Wednesday, May 26, 2010

Good and Bad

It is hard to describe Haiti in a few paragraphs. Indeed I think it is impossible to describe it. On one hand, Haiti is so poor that they do not have enough money to buy shoes or in many cases food, but at the same time, these are these same people will give you food or the shirts off their back to one in need.

It is a country of beautiful beaches and mountains that could rival Hawaii, but also of cities so dirty and grimey that they make the slums in many nations look like vacation get-aways.

We saw some of the worst and some of the best of Haiti today.

In the morning Lisa (a nurse from Iowa who is working at one of the many small hospitals that are trying to cope with the immense need for medical assistance that Haiti faces ), Carrie, and I ran out to the “beach” that is down some dirt “roads”. The beach was littered and dirty, the roads muddy, full of pot holes, motor cycles, wandering goats, pigs, and people busy fetching their daily water supply or headed into town. And yet the views from these roads would make into any travel magazine of fog at the bases of mountains after miles of green fields full of sugar cane.

The binary trend of good and bad continued during our workday. It was a new site and none of us, save for the team leader April, had any idea where it was. So when the tap-tap stopped in front of a huge pile that partially blocked the road we just assumed it was to let a motorcycle pass, but when the truck did not start moving again we were struck with the intimidating realization that we were in front of the job. “Uh, yikes” was the most proper response I can put on a family-rated blog.
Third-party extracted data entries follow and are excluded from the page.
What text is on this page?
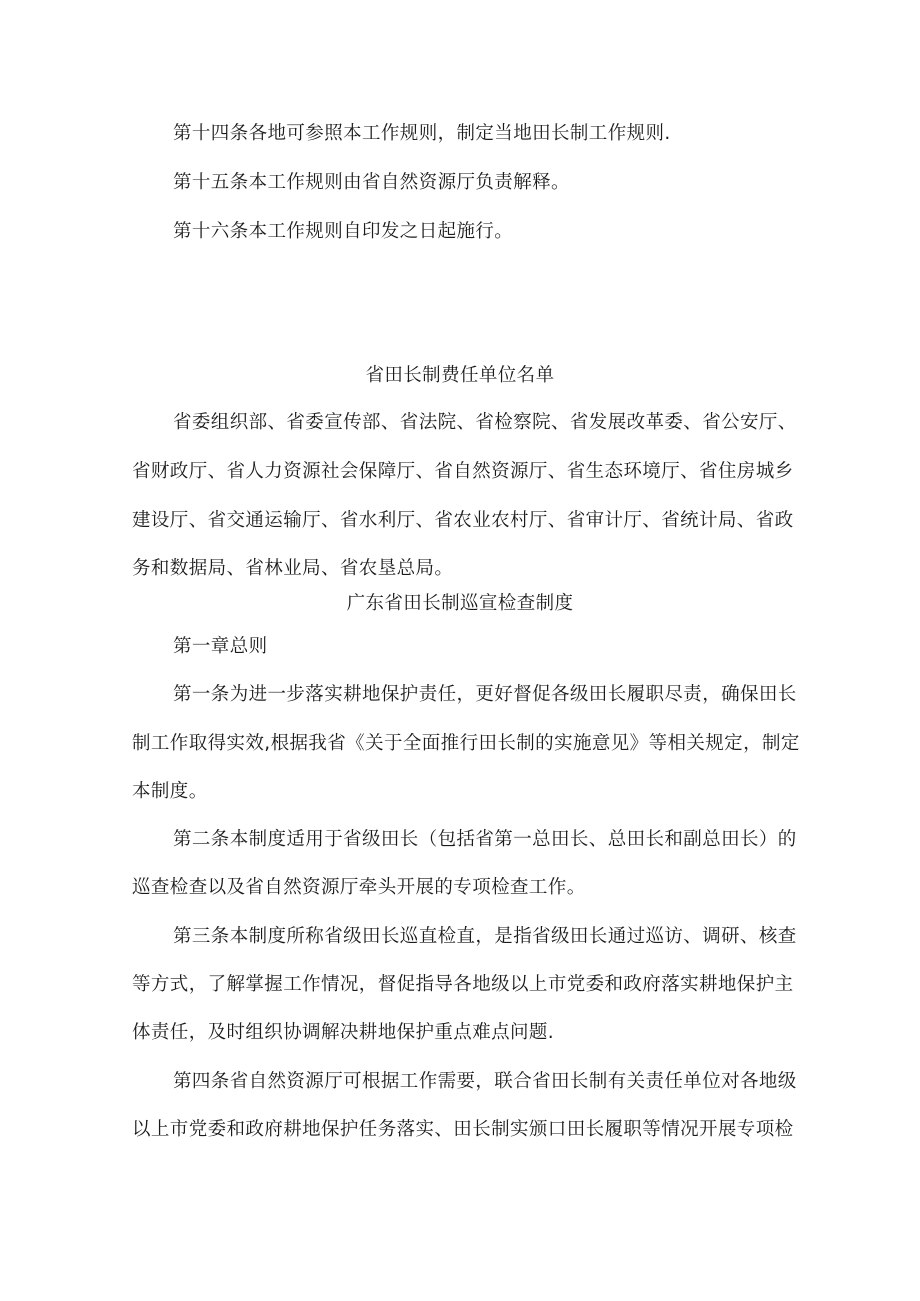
第十四条各地可参照本工作规则，制定当地田长制工作规则.
第十五条本工作规则由省自然资源厅负责解释。
第十六条本工作规则自印发之日起施行。
省田长制费任单位名单
省委组织部、省委宣传部、省法院、省检察院、省发展改革委、省公安厅、
省财政厅、省人力资源社会保障厅、省自然资源厅、省生态环境厅、省住房城乡
建设厅、省交通运输厅、省水利厅、省农业农村厅、省审计厅、省统计局、省政
务和数据局、省林业局、省农垦总局。
广东省田长制巡宣检查制度
第一章总则
第一条为进一步落实耕地保护责任，更好督促各级田长履职尽责，确保田长
制工作取得实效,根据我省《关于全面推行田长制的实施意见》等相关规定，制定
本制度。
第二条本制度适用于省级田长（包括省第一总田长、总田长和副总田长）的
巡查检查以及省自然资源厅牵头开展的专项检查工作。
第三条本制度所称省级田长巡直检直，是指省级田长通过巡访、调研、核查
等方式，了解掌握工作情况，督促指导各地级以上市党委和政府落实耕地保护主
体责任，及时组织协调解决耕地保护重点难点问题.
第四条省自然资源厅可根据工作需要，联合省田长制有关责任单位对各地级
以上市党委和政府耕地保护任务落实、田长制实颁口田长履职等情况开展专项检
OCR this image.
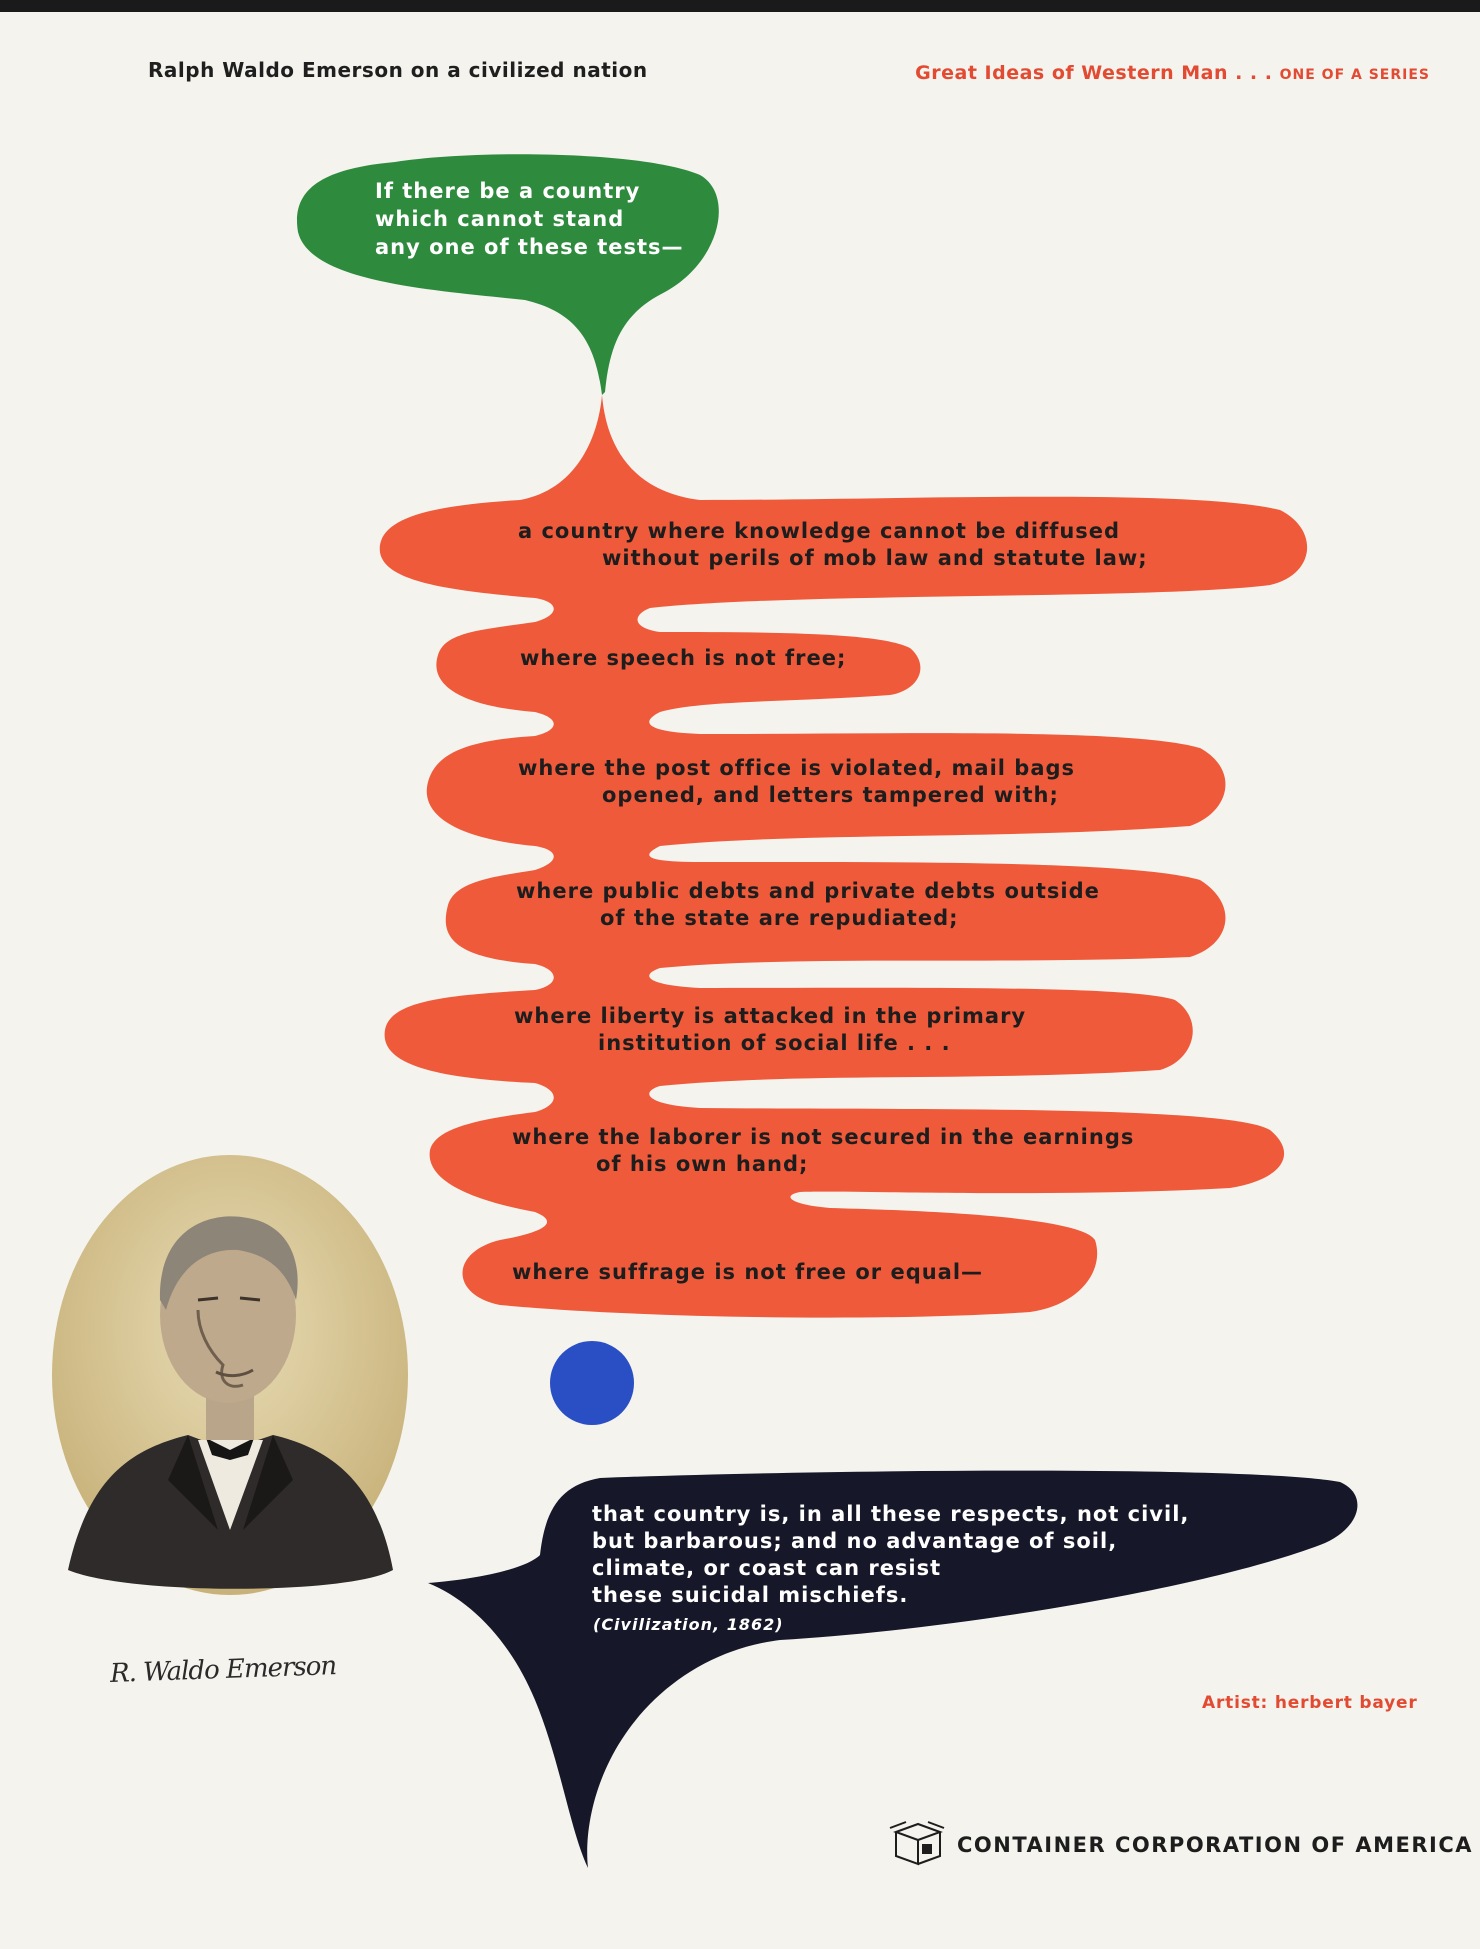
Ralph Waldo Emerson on a civilized nation	Great Ideas of Western Man . . . ONE OF A SERIES
R. Waldo Emerson
If there be a country
which cannot stand
any one of these tests—
a country where knowledge cannot be diffused
without perils of mob law and statute law;
where speech is not free;
where the post office is violated, mail bags
opened, and letters tampered with;
where public debts and private debts outside
of the state are repudiated;
where liberty is attacked in the primary
institution of social life . . .
where the laborer is not secured in the earnings
of his own hand;
where suffrage is not free or equal—
that country is, in all these respects, not civil,
but barbarous; and no advantage of soil,
climate, or coast can resist
these suicidal mischiefs.
(Civilization, 1862)
Artist: herbert bayer
CONTAINER CORPORATION OF AMERICA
The road was narrow and crowded with traffic of all manners of movement from animal carrying bananas to market, to gigantic UN dump trucks hauling away some of the massive debris piles that litter Haitian streets. In addition street vendors hawked their wares and long lines of school children walked to and from schools.

The building had been either two or three stories but it was flattened so completely that I am still not sure after spending all day working at it. Regardless of its number of stories, debris pile a thing of pure dread. From the front it sported a pointed roof that had previously adorned the front of the building. This peak held fallen and hung suspended over a three foot open sewer and jutted out at least a third of the way into the already tightly confined street. Under the pile were layers of thick concrete, cleeche, metal, remnants of its pre quake existence, and twisted metal with pointed edges to either cut or trip up the less than careful volunteer. Oh and to make matters worse there was no where that we could easily pile the debris. It was a nightmare job.

After taking stock of the enormity of the job and reminding each other of the dangers of the location (traffic and theft to say nothing of the fact that we would be swinging sledge hammers, pick forks, in close proximity and climbing over rubble with rebar),

But we jumped in. April correctly decided we had to clear the street before anything else could be done, so four of use took turns whacking away at the roof which proved much thicker and stronger than most. Others began to remove any loose rebar, some put plastic soda bottles over the exposed metal for safety, while others were on traffic detail.

So what was the good part? The family we were helping as well as neighbors, and sometimes just passers by often jumped into help. Robinson (a HODR volunteer from Haiti itself) arranged coconuts for us, we bought bananas, and many many people said hi and stood and watched for a time.

And slowly, inch by inch we began to make progress. It took much of the morning, but we eventually had the pile off the street and a new mountain of debris taking shape on a side street..

As the day wore on (and days of nearly constant sledge hammering and hauling do wear on), a glimmer of hope rose in all of the volunteers--”Maybe, just maybe, this can be surmounted”. “maybe we can do it.”

I hope the owners, neighbors, and passer-byes took home the same hope as they continued on their road of survival and recovery.